Speaking generally, he thinks Princeton students are more serious, with much less time for frivolity than in the 1940's. "Maybe it was because it was after the war, but the students always used to do crazy things. If you dropped into the 'Nass' on a week night, the place would be filled with guys, drinking beer out of pitchers and throwing glasses around," he remembered. Now, he says, all you see are businessmen and a few scattered undergraduates. The students these days seem a bit more withdrawn and "maybe that is why they let loose at the games." he said.

But during a game, he himself does a bit of letting loose, for then Van Breda Kolff is no longer quiet and analytical.

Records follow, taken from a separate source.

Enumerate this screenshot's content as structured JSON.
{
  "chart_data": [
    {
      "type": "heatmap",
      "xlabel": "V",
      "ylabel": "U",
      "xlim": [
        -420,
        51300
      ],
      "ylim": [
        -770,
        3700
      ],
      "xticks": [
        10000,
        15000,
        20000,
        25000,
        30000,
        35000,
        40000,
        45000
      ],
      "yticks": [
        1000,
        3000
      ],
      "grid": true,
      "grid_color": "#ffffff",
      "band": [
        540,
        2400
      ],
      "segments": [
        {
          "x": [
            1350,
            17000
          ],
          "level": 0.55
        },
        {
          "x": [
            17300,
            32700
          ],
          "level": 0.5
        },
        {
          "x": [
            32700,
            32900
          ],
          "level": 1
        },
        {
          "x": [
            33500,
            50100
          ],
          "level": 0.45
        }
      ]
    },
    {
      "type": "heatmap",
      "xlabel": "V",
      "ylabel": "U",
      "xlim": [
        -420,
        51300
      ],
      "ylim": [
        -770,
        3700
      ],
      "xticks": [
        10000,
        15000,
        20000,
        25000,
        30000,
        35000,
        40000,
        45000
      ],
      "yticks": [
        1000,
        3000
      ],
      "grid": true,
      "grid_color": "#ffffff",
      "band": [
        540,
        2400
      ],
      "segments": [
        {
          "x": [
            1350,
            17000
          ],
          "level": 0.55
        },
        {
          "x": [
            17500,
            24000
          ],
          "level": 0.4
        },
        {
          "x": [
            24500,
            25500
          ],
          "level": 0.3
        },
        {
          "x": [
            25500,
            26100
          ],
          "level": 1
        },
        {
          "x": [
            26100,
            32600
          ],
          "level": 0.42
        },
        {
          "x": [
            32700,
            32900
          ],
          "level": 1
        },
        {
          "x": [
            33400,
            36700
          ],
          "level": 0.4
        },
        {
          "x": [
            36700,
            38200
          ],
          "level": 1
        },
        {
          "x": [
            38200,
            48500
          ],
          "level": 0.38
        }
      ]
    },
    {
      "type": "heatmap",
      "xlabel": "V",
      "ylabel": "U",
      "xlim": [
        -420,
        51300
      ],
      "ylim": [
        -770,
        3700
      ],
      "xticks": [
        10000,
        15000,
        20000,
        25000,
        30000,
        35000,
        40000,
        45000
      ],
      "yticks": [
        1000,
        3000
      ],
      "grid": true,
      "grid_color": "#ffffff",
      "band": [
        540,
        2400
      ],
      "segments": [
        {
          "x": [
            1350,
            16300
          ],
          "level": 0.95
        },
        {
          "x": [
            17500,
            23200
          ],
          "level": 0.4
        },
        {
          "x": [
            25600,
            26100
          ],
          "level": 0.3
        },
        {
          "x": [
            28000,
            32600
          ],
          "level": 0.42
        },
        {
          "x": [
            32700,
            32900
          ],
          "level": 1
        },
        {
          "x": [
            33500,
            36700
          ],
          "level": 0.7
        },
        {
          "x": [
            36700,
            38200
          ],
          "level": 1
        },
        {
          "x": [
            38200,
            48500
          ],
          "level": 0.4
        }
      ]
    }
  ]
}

He chews gum violently, leaps in the air and changes from his usual affable self into a man with a mania for vicarious game participation. He has no qualms about shouting at the referees when a violation is missed, just as he has no qualms about being outspoken on any subject. So far this year, he has had two technical fouls called against him, but in the quiet of his office he will tell you that he thinks the technical ought to be used more often against coaches. However, at a moment's notice. he can stop his sideline ravings and turn into a calm tactician.

Against Yale and Brown last weekend, his conduct was normal. He talked the whole time, sometimes to |\r coach Warren Harris, sometimes to no one at all. He did some loud talking to the referees, mostly about Yale men doing work with their elbows: "they're shovin' their way underneath . . . aren't you going to call anything under there? . . . doesn't that whistle work, Lou?" During one timeout, he grabbed a towel from one of his players and spent the period drying himself off. Such violent action sometimes provokes the crowd. But

Van Breda Kolff is calm when he needs to be, and once he called Hyland over for a quiet dressing-down after the captain got a little too rough. With two seconds left in the Yale game, he ran to the scorer's table and rattled the timekeeper's eardrums. Then he went back and casually set up a court-length play to give Bradley a final shot at the hoop.

Van Breda Kolff's enthusiasm has been exceeded only by his success. His record was 204-77 at Lafayette and Hofstra and in 1955 he was named Coach of the Year by the New York Metropolitan writers. In 1960 he had the No. 1 small college team in the nation with a 23-1 season at Hofstra. All of it has been done with a tight, man-to-man defense and a fastbreaking offense that he describes as "organized confusion." The method seems to work.